Schließlich traf der Kommandant des Polizeipostens Berchtesgaden ein, in seiner Begleitung war der Chef der NSDAP-Ortsgruppe. Sie schickten alle, bis auf meinen Vater und die Brüder, von der Veranda. Auch der Arzt musste draußen warten. Er klopfte meiner Mutter beruhigend auf den Arm. »Keine Bange, die besprechen sich jetzt, und dann ist alles in Ordnung.«
Spät in jener Nacht hatte ich in meiner Kammer, durch die angelehnte Tür, gehört, wie es meine Eltern hin und her erwogen. Unaufhörlich war mein Vater im Schlafzimmer auf und ab gegangen und hatte, minutiös wie ein Protokollant, jedes Wort, das auf der Veranda gefallen war, wiederholt.
»Mir sind die Hände gebunden! Wir mussten die Anzeige annehmen und an die Staatsanwaltschaft weiterleiten!«, hatte der Polizeikommandant gesagt.
»Aufrührerische Hetze! Verunglimpfung einer politischen Partei! Herabsetzung einer demokratisch gewählten Amtsperson! Das sind keine Bagatellen!«, hatte sich der Ortsgruppenleiter eingemischt. »Gerade weil diese üble Schmähung von touristischen Halbwüchsigen aus Berlin kommt, muss man auf die Geisteshaltung der Erziehungsberechtigten schließen, und das macht den Vorfall erst richtig schlimm. Wes Geistes Kind sind Sie denn? Mit welchem Gedankengut vergiften Sie die eigenen Kinder?«
Er, der Polizeikommandant, könne jedenfalls nicht mehr für die Sicherheit garantieren. Auch nicht für die Sicherheit der anderen Hotelgäste, denn, wie das Beispiel des Türken-Wirts zeige, dem gesunden Volksempfinden und Volkszorn könne man sich nicht entgegenstellen. »Was, wenn sich dieser Zorn entzündet? Auch im Seewirtshaus hochlodert?«
Dann hatte der Ortsgruppenleiter dem Polizeikommandanten zugenickt, und der hatte kopfschüttelnd ein Päckchen aus der Aktentasche geholt. Er hatte es ausgepackt, vorsichtig. Herrmanns Hirschfänger.

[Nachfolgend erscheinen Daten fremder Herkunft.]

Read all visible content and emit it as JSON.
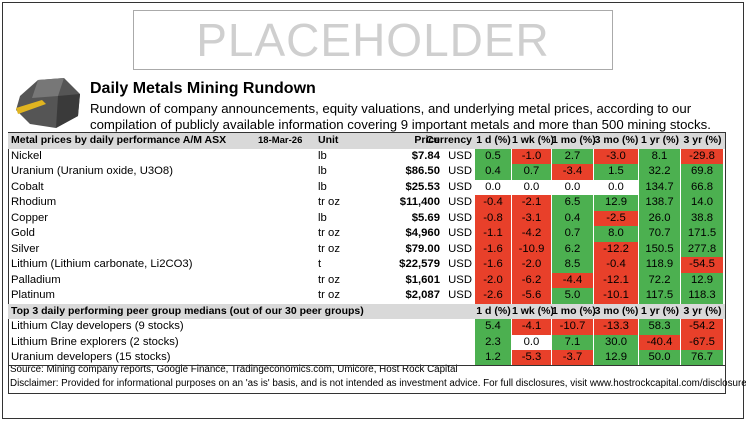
{
  "placeholder": "PLACEHOLDER",
  "header": {
    "title": "Daily Metals Mining Rundown",
    "subtitle": "Rundown of company announcements, equity valuations, and underlying metal prices, according to our compilation of publicly available information covering 9 important metals and more than 500 mining stocks."
  },
  "table": {
    "columns": [
      "Metal prices by daily performance  A/M ASX",
      "18-Mar-26",
      "Unit",
      "Price",
      "Currency",
      "1 d (%)",
      "1 wk (%)",
      "1 mo (%)",
      "3 mo (%)",
      "1 yr (%)",
      "3 yr (%)"
    ],
    "rows": [
      [
        "Nickel",
        "lb",
        "$7.84",
        "USD",
        "0.5",
        "-1.0",
        "2.7",
        "-3.0",
        "8.1",
        "-29.8"
      ],
      [
        "Uranium (Uranium oxide, U3O8)",
        "lb",
        "$86.50",
        "USD",
        "0.4",
        "0.7",
        "-3.4",
        "1.5",
        "32.2",
        "69.8"
      ],
      [
        "Cobalt",
        "lb",
        "$25.53",
        "USD",
        "0.0",
        "0.0",
        "0.0",
        "0.0",
        "134.7",
        "66.8"
      ],
      [
        "Rhodium",
        "tr oz",
        "$11,400",
        "USD",
        "-0.4",
        "-2.1",
        "6.5",
        "12.9",
        "138.7",
        "14.0"
      ],
      [
        "Copper",
        "lb",
        "$5.69",
        "USD",
        "-0.8",
        "-3.1",
        "0.4",
        "-2.5",
        "26.0",
        "38.8"
      ],
      [
        "Gold",
        "tr oz",
        "$4,960",
        "USD",
        "-1.1",
        "-4.2",
        "0.7",
        "8.0",
        "70.7",
        "171.5"
      ],
      [
        "Silver",
        "tr oz",
        "$79.00",
        "USD",
        "-1.6",
        "-10.9",
        "6.2",
        "-12.2",
        "150.5",
        "277.8"
      ],
      [
        "Lithium (Lithium carbonate, Li2CO3)",
        "t",
        "$22,579",
        "USD",
        "-1.6",
        "-2.0",
        "8.5",
        "-0.4",
        "118.9",
        "-54.5"
      ],
      [
        "Palladium",
        "tr oz",
        "$1,601",
        "USD",
        "-2.0",
        "-6.2",
        "-4.4",
        "-12.1",
        "72.2",
        "12.9"
      ],
      [
        "Platinum",
        "tr oz",
        "$2,087",
        "USD",
        "-2.6",
        "-5.6",
        "5.0",
        "-10.1",
        "117.5",
        "118.3"
      ]
    ]
  },
  "peer_table": {
    "columns": [
      "Top 3 daily performing peer group medians (out of our 30 peer groups)",
      "1 d (%)",
      "1 wk (%)",
      "1 mo (%)",
      "3 mo (%)",
      "1 yr (%)",
      "3 yr (%)"
    ],
    "rows": [
      [
        "Lithium Clay developers (9 stocks)",
        "5.4",
        "-4.1",
        "-10.7",
        "-13.3",
        "58.3",
        "-54.2"
      ],
      [
        "Lithium Brine explorers (2 stocks)",
        "2.3",
        "0.0",
        "7.1",
        "30.0",
        "-40.4",
        "-67.5"
      ],
      [
        "Uranium developers (15 stocks)",
        "1.2",
        "-5.3",
        "-3.7",
        "12.9",
        "50.0",
        "76.7"
      ]
    ]
  },
  "footer": {
    "source": "Source: Mining company reports, Google Finance, Tradingeconomics.com, Umicore, Host Rock Capital",
    "disclaimer": "Disclaimer: Provided for informational purposes on an 'as is' basis, and is not intended as investment advice. For full disclosures, visit www.hostrockcapital.com/disclosures."
  }
}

Auf der Klinge und in der Blutrinne klebte getrocknetes Blut. »Vielleicht hätte man den Vorfall vertuschen können. Aber das hier«, und der Polizist hatte auf den Hirschfänger gedeutet, »das war ein Mordversuch! Und da bleibt mir kein Ermessensspielraum.«
Da hatte sich der NSDAP-Ortsgruppenleiter wieder eingeschaltet. »Es sei denn …«
Zwei Tage später reisten wir ab. Diese Gnadenfrist hatten sie uns gegeben, damit Herrmann und Helmut nicht liegend transportiert werden mussten.

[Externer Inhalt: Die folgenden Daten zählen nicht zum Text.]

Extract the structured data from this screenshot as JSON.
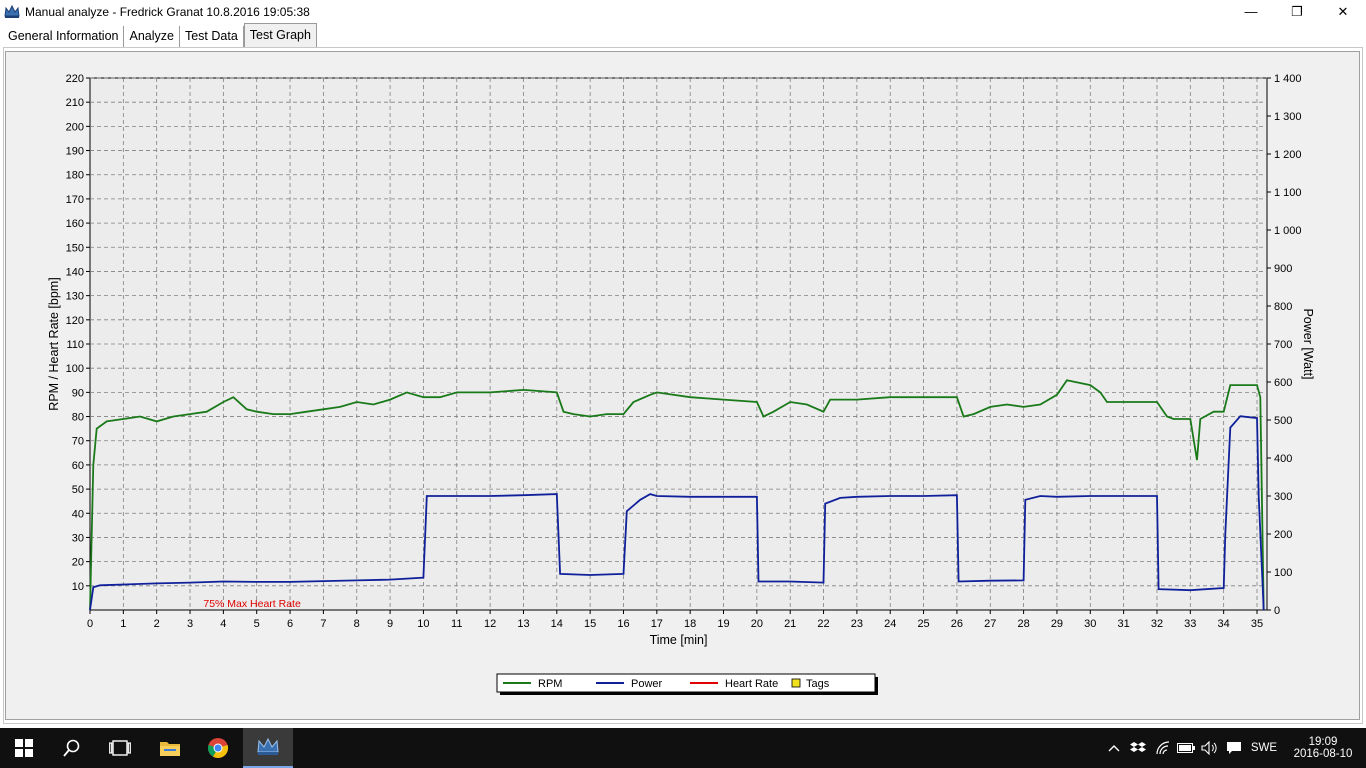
{
  "window": {
    "title": "Manual analyze - Fredrick Granat 10.8.2016 19:05:38",
    "controls": {
      "minimize": "—",
      "maximize": "❐",
      "close": "✕"
    }
  },
  "tabs": [
    {
      "label": "General Information",
      "active": false
    },
    {
      "label": "Analyze",
      "active": false
    },
    {
      "label": "Test Data",
      "active": false
    },
    {
      "label": "Test Graph",
      "active": true
    }
  ],
  "colors": {
    "rpm": "#1a7a1a",
    "power": "#10209a",
    "heart_rate": "#e00000",
    "tags": "#f0e020",
    "grid": "#808080"
  },
  "chart_data": {
    "type": "line",
    "xlabel": "Time [min]",
    "ylabel": "RPM / Heart Rate [bpm]",
    "y2label": "Power [Watt]",
    "xlim": [
      0,
      35.3
    ],
    "ylim": [
      0,
      220
    ],
    "y2lim": [
      0,
      1400
    ],
    "x_ticks": [
      "0",
      "1",
      "2",
      "3",
      "4",
      "5",
      "6",
      "7",
      "8",
      "9",
      "10",
      "11",
      "12",
      "13",
      "14",
      "15",
      "16",
      "17",
      "18",
      "19",
      "20",
      "21",
      "22",
      "23",
      "24",
      "25",
      "26",
      "27",
      "28",
      "29",
      "30",
      "31",
      "32",
      "33",
      "34",
      "35"
    ],
    "y_ticks": [
      "10",
      "20",
      "30",
      "40",
      "50",
      "60",
      "70",
      "80",
      "90",
      "100",
      "110",
      "120",
      "130",
      "140",
      "150",
      "160",
      "170",
      "180",
      "190",
      "200",
      "210",
      "220"
    ],
    "y2_ticks": [
      "0",
      "100",
      "200",
      "300",
      "400",
      "500",
      "600",
      "700",
      "800",
      "900",
      "1 000",
      "1 100",
      "1 200",
      "1 300",
      "1 400"
    ],
    "grid": true,
    "legend_position": "bottom-center",
    "annotation": "75% Max Heart Rate",
    "series": [
      {
        "name": "RPM",
        "axis": "left",
        "points": [
          [
            0,
            0
          ],
          [
            0.1,
            60
          ],
          [
            0.2,
            75
          ],
          [
            0.5,
            78
          ],
          [
            1,
            79
          ],
          [
            1.5,
            80
          ],
          [
            2,
            78
          ],
          [
            2.5,
            80
          ],
          [
            3,
            81
          ],
          [
            3.5,
            82
          ],
          [
            4,
            86
          ],
          [
            4.3,
            88
          ],
          [
            4.7,
            83
          ],
          [
            5,
            82
          ],
          [
            5.5,
            81
          ],
          [
            6,
            81
          ],
          [
            6.5,
            82
          ],
          [
            7,
            83
          ],
          [
            7.5,
            84
          ],
          [
            8,
            86
          ],
          [
            8.5,
            85
          ],
          [
            9,
            87
          ],
          [
            9.5,
            90
          ],
          [
            10,
            88
          ],
          [
            10.5,
            88
          ],
          [
            11,
            90
          ],
          [
            12,
            90
          ],
          [
            13,
            91
          ],
          [
            14,
            90
          ],
          [
            14.2,
            82
          ],
          [
            14.5,
            81
          ],
          [
            15,
            80
          ],
          [
            15.5,
            81
          ],
          [
            16,
            81
          ],
          [
            16.3,
            86
          ],
          [
            16.8,
            89
          ],
          [
            17,
            90
          ],
          [
            18,
            88
          ],
          [
            19,
            87
          ],
          [
            20,
            86
          ],
          [
            20.2,
            80
          ],
          [
            20.5,
            82
          ],
          [
            21,
            86
          ],
          [
            21.5,
            85
          ],
          [
            22,
            82
          ],
          [
            22.2,
            87
          ],
          [
            23,
            87
          ],
          [
            24,
            88
          ],
          [
            25,
            88
          ],
          [
            26,
            88
          ],
          [
            26.2,
            80
          ],
          [
            26.5,
            81
          ],
          [
            27,
            84
          ],
          [
            27.5,
            85
          ],
          [
            28,
            84
          ],
          [
            28.5,
            85
          ],
          [
            29,
            89
          ],
          [
            29.3,
            95
          ],
          [
            30,
            93
          ],
          [
            30.3,
            90
          ],
          [
            30.5,
            86
          ],
          [
            31,
            86
          ],
          [
            32,
            86
          ],
          [
            32.3,
            80
          ],
          [
            32.5,
            79
          ],
          [
            33,
            79
          ],
          [
            33.2,
            62
          ],
          [
            33.3,
            79
          ],
          [
            33.7,
            82
          ],
          [
            34,
            82
          ],
          [
            34.2,
            93
          ],
          [
            34.5,
            93
          ],
          [
            35,
            93
          ],
          [
            35.1,
            88
          ],
          [
            35.2,
            0
          ]
        ]
      },
      {
        "name": "Power",
        "axis": "right",
        "points": [
          [
            0,
            0
          ],
          [
            0.1,
            60
          ],
          [
            0.3,
            65
          ],
          [
            1,
            67
          ],
          [
            2,
            70
          ],
          [
            3,
            72
          ],
          [
            4,
            75
          ],
          [
            5,
            74
          ],
          [
            6,
            74
          ],
          [
            7,
            76
          ],
          [
            8,
            78
          ],
          [
            9,
            80
          ],
          [
            10,
            85
          ],
          [
            10.1,
            300
          ],
          [
            11,
            300
          ],
          [
            12,
            300
          ],
          [
            13,
            302
          ],
          [
            14,
            305
          ],
          [
            14.1,
            95
          ],
          [
            15,
            92
          ],
          [
            16,
            95
          ],
          [
            16.1,
            260
          ],
          [
            16.5,
            290
          ],
          [
            16.8,
            305
          ],
          [
            17,
            300
          ],
          [
            18,
            298
          ],
          [
            19,
            298
          ],
          [
            20,
            298
          ],
          [
            20.05,
            75
          ],
          [
            21,
            75
          ],
          [
            22,
            72
          ],
          [
            22.05,
            280
          ],
          [
            22.5,
            295
          ],
          [
            23,
            298
          ],
          [
            24,
            300
          ],
          [
            25,
            300
          ],
          [
            26,
            302
          ],
          [
            26.05,
            75
          ],
          [
            27,
            77
          ],
          [
            28,
            78
          ],
          [
            28.05,
            290
          ],
          [
            28.5,
            300
          ],
          [
            29,
            298
          ],
          [
            30,
            300
          ],
          [
            31,
            300
          ],
          [
            32,
            300
          ],
          [
            32.05,
            55
          ],
          [
            33,
            52
          ],
          [
            34,
            58
          ],
          [
            34.05,
            200
          ],
          [
            34.2,
            480
          ],
          [
            34.5,
            510
          ],
          [
            35,
            505
          ],
          [
            35.05,
            300
          ],
          [
            35.2,
            0
          ]
        ]
      },
      {
        "name": "Heart Rate",
        "axis": "left",
        "points": []
      },
      {
        "name": "Tags",
        "axis": "left",
        "points": []
      }
    ]
  },
  "taskbar": {
    "language": "SWE",
    "time": "19:09",
    "date": "2016-08-10"
  }
}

Am Tag vor der Abreise fuhr ich zum letzten Mal nach St. Bartholomä. Von Nessi keine Spur. Ich wartete bis zum letzten Boot, das zurückfuhr, aber sie tauchte nicht auf. Ich spürte, dass sie in der Nähe war. Ich war mir sicher, dass sie mich beobachtete, aber ich entdeckte sie nicht.